Interwoven with our protagonist’s story is the tale of a young man who moves to Germany with his family and returns to Korea 17 years later. He is also haunted by a disability: the slow deterioration of his sight that will eventually leave him blind. His family opposes his return to Korea and worries about his wellbeing, but he makes a living as an instructor at a hagwon, where he teaches the Ancient Greek he learned as a student in Germany. The silent woman joins his class, attempting to reconnect with language through a language that is no longer spoken. They share this space for some time, never fully communicating with each other, until a chance accident brings them together.

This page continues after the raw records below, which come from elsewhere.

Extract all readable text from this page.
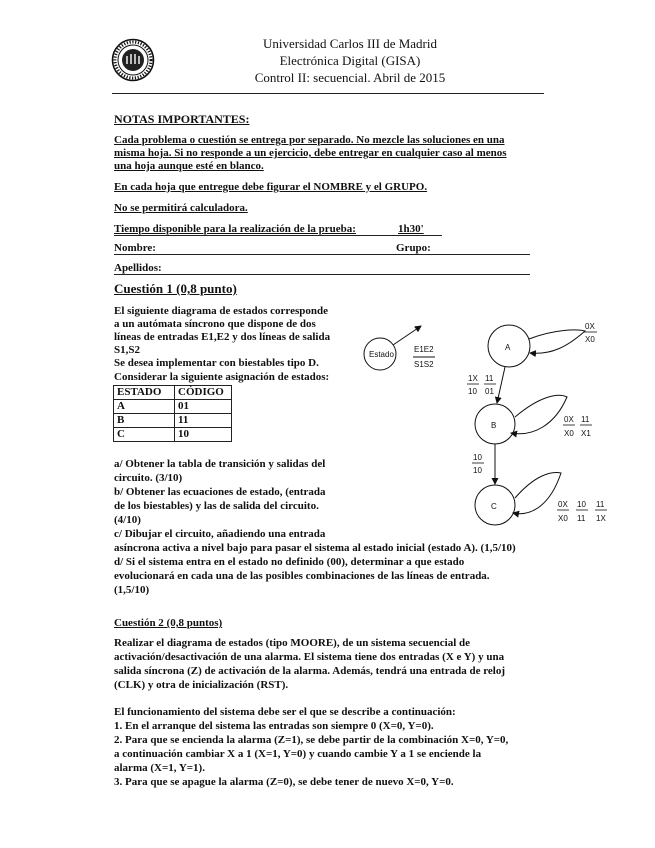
Universidad Carlos III de Madrid
Electrónica Digital (GISA)
Control II: secuencial. Abril de 2015
NOTAS IMPORTANTES:
Cada problema o cuestión se entrega por separado. No mezcle las soluciones en una
misma hoja. Si no responde a un ejercicio, debe entregar en cualquier caso al menos
una hoja aunque esté en blanco.
En cada hoja que entregue debe figurar el NOMBRE y el GRUPO.
No se permitirá calculadora.
Tiempo disponible para la realización de la prueba:	1h30'
Nombre:	Grupo:
Apellidos:
Cuestión 1 (0,8 punto)
El siguiente diagrama de estados corresponde
a un autómata síncrono que dispone de dos
líneas de entradas E1,E2 y dos líneas de salida
S1,S2
Se desea implementar con biestables tipo D.
Considerar la siguiente asignación de estados:
ESTADO	CÓDIGO
A	01
B	11
C	10
a/ Obtener la tabla de transición y salidas del
circuito. (3/10)
b/ Obtener las ecuaciones de estado, (entrada
de los biestables) y las de salida del circuito.
(4/10)
c/ Dibujar el circuito, añadiendo una entrada
asíncrona activa a nivel bajo para pasar el sistema al estado inicial (estado A). (1,5/10)
d/ Si el sistema entra en el estado no definido (00), determinar a que estado
evolucionará en cada una de las posibles combinaciones de las líneas de entrada.
(1,5/10)
Estado
E1E2
S1S2
A
B
C
0X
X0
1X 11
10 01
0X 11
X0 X1
10
10
0X 10 11
X0 11 1X
Cuestión 2 (0,8 puntos)
Realizar el diagrama de estados (tipo MOORE), de un sistema secuencial de
activación/desactivación de una alarma. El sistema tiene dos entradas (X e Y) y una
salida síncrona (Z) de activación de la alarma. Además, tendrá una entrada de reloj
(CLK) y otra de inicialización (RST).
El funcionamiento del sistema debe ser el que se describe a continuación:
1. En el arranque del sistema las entradas son siempre 0 (X=0, Y=0).
2. Para que se encienda la alarma (Z=1), se debe partir de la combinación X=0, Y=0,
a continuación cambiar X a 1 (X=1, Y=0) y cuando cambie Y a 1 se enciende la
alarma (X=1, Y=1).
3. Para que se apague la alarma (Z=0), se debe tener de nuevo X=0, Y=0.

Greek Lessons is, on the most obvious level, a meditation about loss. In addition to the loss of their faculties, the novel’s main characters struggle with the loss of people in their lives. The woman aches with longing for her son, of whom she lost custody to her ex-husband after their recent divorce. The man learns of the death of a close friend in Germany and is haunted by the violent rejection of a girl he loved. Their lost or deteriorating faculties — that is, their ability to connect with the world — function as metaphors for the relationships that have been shattered.
Underneath all of this is the question of what it means to be “whole.” The man’s departed friend, Joachim, who also suffered from a disability, had once pondered that the person best able to think about life would be one who “faces death at every turn,” one such as himself. Per-haps, then, those best able to contemplate what it means to be whole are those who have lost a significant part of themselves and their connection to the world.
Yet despite these themes of loss and lack, Greek Lessons leaves us with hope. Having circled each other for so long, when the woman and the man are finally brought together, the future seems full of possibility. There is no easy solution to their problems, no simple happy ending, but somehow tomorrow looks brighter than today.